Profit from Sweet Jumbo grass
Commercial farming of Sweet Jumbo grass in sandy char areas in the Brahmaputra basin is becoming popular by the day.
It has been a successful effort to make the char people solvent in the last three years.
The grass, an Australian hybrid variety, comes as a quick fix to the fodder crisis for cattle in rainy season.
Eighteen nongovernmental organisations under the government's Char Livelihood Programme have been assisting people in farming the grass since 2008 in 19 upazilas of Kurigram, Gaibandha, Jamalpur and Sirajganj.
Inspired by success stories, the NGOs have launched a large-scale farming programme of the grass on 1,500 acres this season.
The first harvest of the grass comes a month after sowing seeds.

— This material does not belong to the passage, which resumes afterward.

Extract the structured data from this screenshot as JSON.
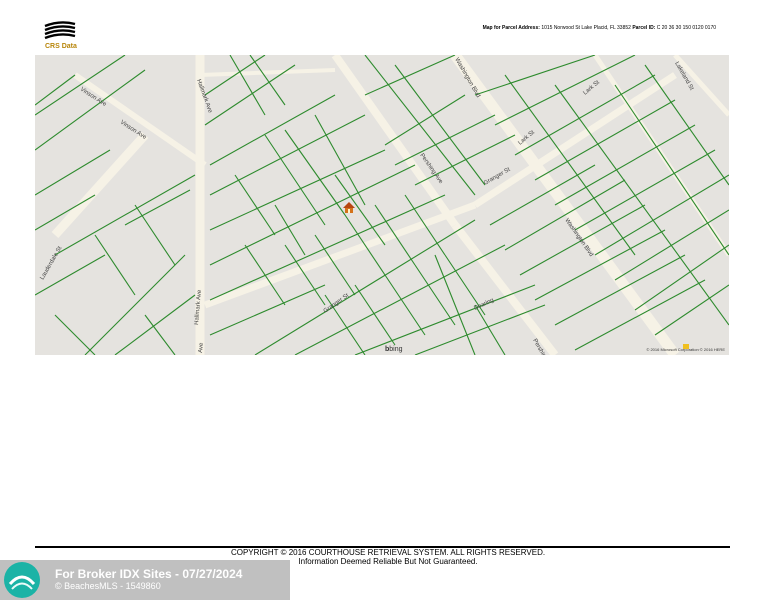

A grower may get eight harvests from the same land and can count a net profit of up to Tk 50,000 per acre a year.
In fiscal 2008-09, some 650 char people farmed the grass on 110 acres in Roumari, Rajibpur and Chilmari upazilas under Kurigram. They produced 2,100 tonnes of grass and earned around Tk 40,000 per acre in the same period.
Last year, the amount of profit was Tk 50,000 for 1,150 farmers who cultivated the grass on 200 acres of sandy char lands and produced over 4,000 tonnes of grass.
Shahjahan Ali, 35, a farmer of Bozra Diarkhata in Chilmari upazila, said he sowed the grass seeds on 17 decimals of land this year.
An owner of 10 cows, Ali sold the grass for Tk 12,000 in two harvests in the last two months, after saving it up for his cattle. Ali looks to more profit as there are five harvests left.
Faridul Islam and Abdul Baten of Jadur Char in Roumari upazila and Saidur Rahman of Char Kodalkati in Rajibpur upazila said they have also earned a handsome profit by farming the grass on 20 decimals each.
Sumona Sharmeen, a trainer with nongovernmental organisation Rangpur Dinajpur Rural Service, said the milk production capacity of cows increases thanks to the nutrition-rich grass.